During sixties and than seventies England spent wearing a crown of one of world's leading nation representing to the whole world rock culture, all that music,worship,life style and hysteria. The Beatles,Rolling Stones,Cream,Led Zeppelin,Deep Purple,Black Sabbath and even Sex Pistols - British acts ruled the world. Speaking about more artsy/quirky than mainstream rock side-stream of so-called "progressive rock", England was and still is absolutely dominating origin. The story of jazz in Britain are far not so glorious.
True, this country gave to the world some greatest musicians as guitarists Derek Bailey and John McLaughlin, bassist Dave Holland and reedist Evans Parker, but it's hard to speak about influential or at least easy recognizable British jazz scene doesn't matter if we mean 50s,60s or 70s. Eighties were the only exclusively glorious period with birth and short but impressive invasion to the all world's scenes of acid jazz (who doesn't know Jamiroquay,renown hats and cars collector?). Still, acid jazz (even if demonstrating some true jazz attributes) was more part of modern clubbing culture and influenced much more later non-jazzy DJs/electronics trends than "classic" jazz.

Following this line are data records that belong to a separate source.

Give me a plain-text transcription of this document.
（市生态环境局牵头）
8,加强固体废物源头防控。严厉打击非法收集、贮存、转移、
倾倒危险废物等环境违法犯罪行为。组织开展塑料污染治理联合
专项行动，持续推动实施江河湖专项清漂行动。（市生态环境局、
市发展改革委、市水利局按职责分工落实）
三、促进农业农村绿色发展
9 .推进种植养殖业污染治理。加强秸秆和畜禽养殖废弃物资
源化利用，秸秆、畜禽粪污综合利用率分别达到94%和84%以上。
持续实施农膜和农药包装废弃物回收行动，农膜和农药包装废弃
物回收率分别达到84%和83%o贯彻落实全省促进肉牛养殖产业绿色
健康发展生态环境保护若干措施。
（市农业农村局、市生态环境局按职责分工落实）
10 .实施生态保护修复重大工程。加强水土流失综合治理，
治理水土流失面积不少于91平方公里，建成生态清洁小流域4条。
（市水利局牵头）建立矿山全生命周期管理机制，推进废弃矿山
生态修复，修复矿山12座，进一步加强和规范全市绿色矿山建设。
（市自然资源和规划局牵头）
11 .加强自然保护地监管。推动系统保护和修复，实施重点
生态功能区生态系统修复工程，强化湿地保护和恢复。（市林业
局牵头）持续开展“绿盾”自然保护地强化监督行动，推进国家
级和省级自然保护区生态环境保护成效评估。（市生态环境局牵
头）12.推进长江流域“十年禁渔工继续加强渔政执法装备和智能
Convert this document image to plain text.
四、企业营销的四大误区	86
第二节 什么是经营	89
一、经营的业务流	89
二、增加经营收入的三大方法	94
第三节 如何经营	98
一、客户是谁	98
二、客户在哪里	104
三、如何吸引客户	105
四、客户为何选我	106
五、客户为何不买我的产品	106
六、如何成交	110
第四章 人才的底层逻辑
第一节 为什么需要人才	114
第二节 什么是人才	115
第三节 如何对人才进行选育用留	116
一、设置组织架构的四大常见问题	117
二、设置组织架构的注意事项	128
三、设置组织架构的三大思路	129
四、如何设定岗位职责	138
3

New Millennium bring some changes in that historically sad situation and (mostly with nu jazz invasion) English new jazz scene became not only much more alive, hip and creative, but now, after a decade of renaissance, to think about London as about European jazz capital doesn't sound as a joke.
From Portico, mixing unusual sound of hang with electronics,to almost cult chamber piano trio of Phronesis to younger and less serious GoGo Penguin,British nu/contemporary jazz artists won strong following in Europe. Beside of them and similar, there are different stream of modern jazz in UK, and Sons Of Kemet are among its brightest representatives.
Grew up in same post-progressive rock/acid jazz/techno-clubbing sound environment, the quartet of two drummers and tuba player led by reedist Shabaka Hutchings on their debut album go their own way. "Sons.." combine African rhythms (not Afrojazz,but more street-wise folklore rooted raw ones) with Caribbean calypso and reggae adding British rock-scene so characteristic melodic tunes. All that are presented in quite hip form of today's clubbing culture, without losing its rawness.
As a result, "Sons Of Kemet" sounds as modern incarnation of South African jazz artists,who seriously influenced British jazz (and rock) in late 60s-early 70s, or ska revolution of late 70s-early 80s. Band doesn't care much about virtuosity, their arms are raw rhythms, New Orleans' marching bands shamanism and in whole very modern urban sound (one of two band's drummers is Seb Rochford, founder and leader of another hip British band,Polar Bear). Big part of album's songs are catchy and can easily attract much wider listener than regular jazz fan (closer "Rivers Of Babylon" is freaky cover of Boney M.'s disco hit from 80s), but at the same time serious listener can find lot of free jazz elements almost everywhere.
With their debut, "Sons Of Kemet" jumped on the forefront of British creative jazz scene in a very few month, but later released just one more album. It's difficult to say what are their future plans if any since band's leader Shabaka Hutchins in 2016 released his strongly African music and spiritual jazz influenced debut as leader "Wisdom Of Elders" (on Gilles Peterson Brownswood Recordings). In all cases, Sons Of Kemet debut is significant evidence of most current original British jazz and it sounds pretty fresh and modern today as it did four years ago.